Well, I thought of solving it with equations. But there are two unknowns and only one equation. So I borrowed two primary maths books from the excellent Educational Resource Collection (for trainee teachers - hope they also got the ones they wanted!) at work. Starting with a guess, was the suggestion. So we did, and with a bit of use of the 2 and 3 times tables, we arrived at an answer.
There is more than one answer, so we tried to find another. But we did not understand how we had got to the first answer, so we could go not go any further.
I was not sure what to do next. I am a Primary PGCE drop out. So, I recommended we (well, my son) ask his teacher.
The next night, my son wrote down his own fraction problems. He wanted to do them himself, and take them to school to show his teacher. An admirable application of what he had learned.
Some were easily solved using the techniques he had learned at school.
One was 5/10 of 48. He drew 10 boxes and proceeded to share 48 dots between them. He ended up with some boxes with 6 and some with 5 dots and was not sure what to do next. I asked how else you could write 5/10? 1/2, he said. He tried again, with two boxes, and worked it out.

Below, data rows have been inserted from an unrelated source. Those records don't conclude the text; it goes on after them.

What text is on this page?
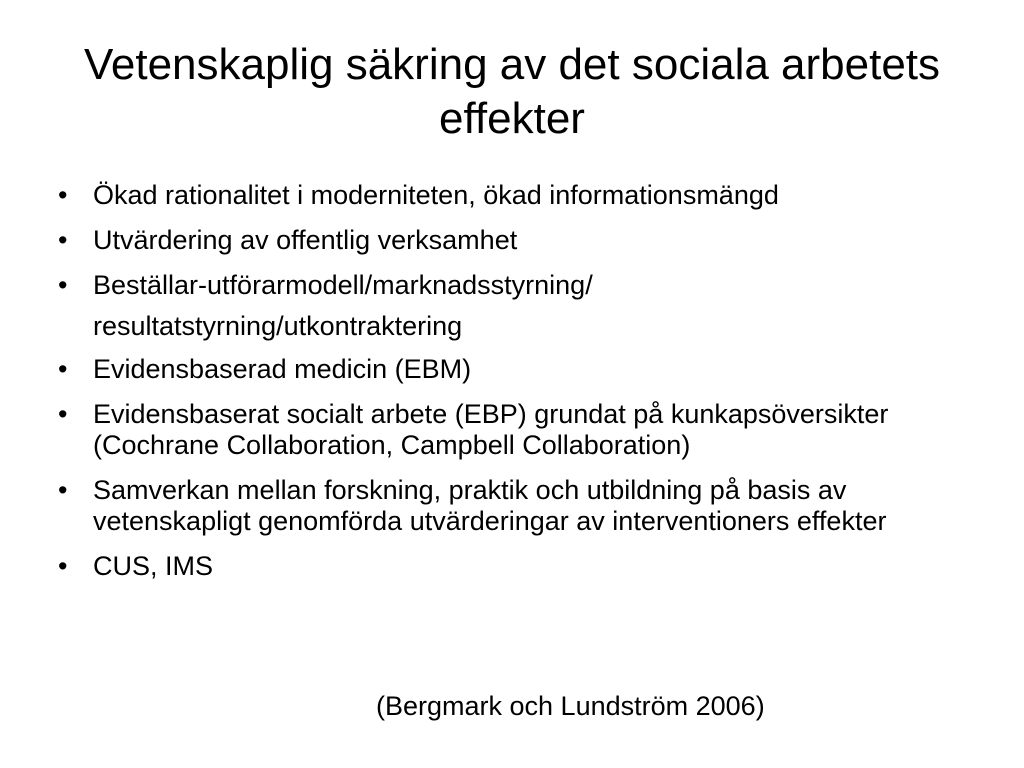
Vetenskaplig säkring av det sociala arbetets effekter
• Ökad rationalitet i moderniteten, ökad informationsmängd
• Utvärdering av offentlig verksamhet
• Beställar-utförarmodell/marknadsstyrning/
resultatstyrning/utkontraktering
• Evidensbaserad medicin (EBM)
• Evidensbaserat socialt arbete (EBP) grundat på kunkapsöversikter (Cochrane Collaboration, Campbell Collaboration)
• Samverkan mellan forskning, praktik och utbildning på basis av vetenskapligt genomförda utvärderingar av interventioners effekter
• CUS, IMS
(Bergmark och Lundström 2006)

Then the next was 6/9 of 50. The same problem with the boxes, and with no solution in sight, he was very upset that he would have to take the answers to school with blank spaces in. One of his friends had written out some questions and had no blank spaces, he said. Maybe, I said, he had not come up with any questions that he had not done at school. Remember, these were questions my son had written himself, and however many times I told him not to worry, because he had come up against some maths he did not know, he was most upset. Having the answers was more important than knowing how you got there, and more important than saying "I don't know" and realising that the methods you know don't work, even if you don't know why.
So, when devising assessments or assignments, I need to remember - make them so people have to understand a process, as well as having an answer.